I can't find any way to Undervolt CPU i9 10980hk on my  MSI GE75 Raider laptop.
I have tried Intel XTU but Voltage Offset is grey.






I use Throttlestop but the Voltage offset is not applied for CPU core, CPU Cache, intel GPU and I turned on it .
Forgive my bad English.
Please help me.


----------



## unclewebb (May 5, 2020)

Under volting and turbo ratio limit adjustments have been locked out on your computer.  

When you are in the BIOS, some MSI laptops have a trick that lets you access some additional settings. Try this keyboard combo.

Right Shift + Right CTRL + Left ALT + F2 

If this does not work, hunt around some MSI forums for the magic key combo for your laptop.

If you get into this magic menu, have a look for XTU support or something similar and enable that. These CPUs can still be voltage controlled.  It is up to the BIOS to enable this feature. The most recent version of ThrottleStop will read this lock bit and show you FIVR Control - Locked if this feature is locked.

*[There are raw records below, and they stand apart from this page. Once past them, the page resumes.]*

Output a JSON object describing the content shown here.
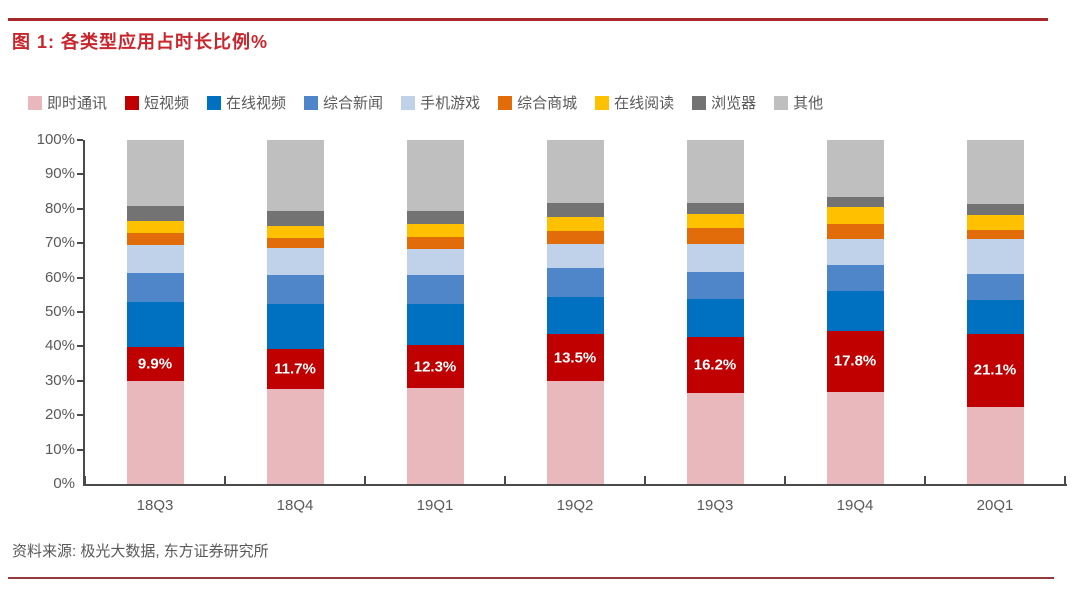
{
  "page": {
    "title": "图 1: 各类型应用占时长比例%",
    "source": "资料来源: 极光大数据, 东方证券研究所"
  },
  "colors": {
    "title_red": "#c9252d",
    "top_rule": "#a8272b",
    "bottom_rule": "#96393d",
    "axis_line": "#4a4a4a",
    "axis_text": "#595959",
    "bar_label_text": "#ffffff"
  },
  "chart_data": {
    "type": "bar",
    "stacked": true,
    "orientation": "vertical",
    "title": "各类型应用占时长比例%",
    "xlabel": "",
    "ylabel": "",
    "ylim": [
      0,
      100
    ],
    "grid": false,
    "legend_position": "top",
    "y_ticks": [
      "0%",
      "10%",
      "20%",
      "30%",
      "40%",
      "50%",
      "60%",
      "70%",
      "80%",
      "90%",
      "100%"
    ],
    "categories": [
      "18Q3",
      "18Q4",
      "19Q1",
      "19Q2",
      "19Q3",
      "19Q4",
      "20Q1"
    ],
    "series": [
      {
        "name": "即时通讯",
        "color": "#e8b8bd",
        "values": [
          30.0,
          27.5,
          28.0,
          30.0,
          26.5,
          26.8,
          22.5
        ]
      },
      {
        "name": "短视频",
        "color": "#c00000",
        "values": [
          9.9,
          11.7,
          12.3,
          13.5,
          16.2,
          17.8,
          21.1
        ],
        "data_labels": [
          "9.9%",
          "11.7%",
          "12.3%",
          "13.5%",
          "16.2%",
          "17.8%",
          "21.1%"
        ]
      },
      {
        "name": "在线视频",
        "color": "#0070c0",
        "values": [
          13.0,
          13.2,
          12.0,
          11.0,
          11.0,
          11.5,
          10.0
        ]
      },
      {
        "name": "综合新闻",
        "color": "#4f86ca",
        "values": [
          8.4,
          8.4,
          8.6,
          8.3,
          8.0,
          7.6,
          7.6
        ]
      },
      {
        "name": "手机游戏",
        "color": "#bfd2ea",
        "values": [
          8.3,
          7.8,
          7.4,
          6.9,
          8.0,
          7.4,
          10.1
        ]
      },
      {
        "name": "综合商城",
        "color": "#e36c0a",
        "values": [
          3.4,
          3.0,
          3.4,
          3.9,
          4.7,
          4.4,
          2.6
        ]
      },
      {
        "name": "在线阅读",
        "color": "#ffc000",
        "values": [
          3.5,
          3.4,
          3.9,
          4.1,
          4.1,
          5.1,
          4.2
        ]
      },
      {
        "name": "浏览器",
        "color": "#737373",
        "values": [
          4.4,
          4.4,
          3.9,
          4.0,
          3.3,
          2.9,
          3.3
        ]
      },
      {
        "name": "其他",
        "color": "#bfbfbf",
        "values": [
          19.1,
          20.6,
          20.5,
          18.3,
          18.2,
          16.5,
          18.6
        ]
      }
    ]
  }
}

						ThrottleStop 875 b4.zip
					






					drive.google.com
				




Sometimes something simple like a sleep - resume cycle will unlock and enable voltage control.


----------



## yunoproia (May 6, 2020)

unclewebb said:


> Under volting and turbo ratio limit adjustments have been locked out on your computer.
> 
> When you are in the BIOS, some MSI laptops have a trick that lets you access some additional settings. Try this keyboard combo.
> 
> ...


Thank you very much, I did it
My max CPU undervolt is 80mv, higher will crash.


----------



## oinkypig (May 6, 2020)

perhaps its the CPU cache that is limiting you to 80mW. Try lowering the CPU core instead, if you can ever manage to get 8.70.6 throttlestop to function again.


----------



## will1234go (May 15, 2020)

you can not undervolt the new 10th gen CPUs because of the new plunderVolt vulnerability check it out here https://plundervolt.com/ the underVolt is disabled and you need to check if your laptop manufacturer has the intel xtu option in the advanced section of the bios this applies to 6th 7th 8th 9th 10th gen Intel CPUs but undervolting is only disabled on the 10th gen⚠ ( Do this At your own Risk)⚠ (Warning)⚠



yunoproia said:


> I can't find any way to Undervolt CPU i9 10980hk on my  MSI GE75 Raider laptop.
> I have tried Intel XTU but Voltage Offset is grey.
> 
> View attachment 153895
> ...


you can not undervolt the new 10th gen CPUs because of the new plunderVolt vulnerability check it out here https://plundervolt.com/ the underVolt is disabled and you need to check if your laptop manufacturer has the intel xtu option in the advanced section of the bios this applies to 6th 7th 8th 9th 10th gen Intel CPUs but undervolting is only disabled on the 10th gen⚠ ( Do this At your own Risk)⚠ (Warning)⚠


----------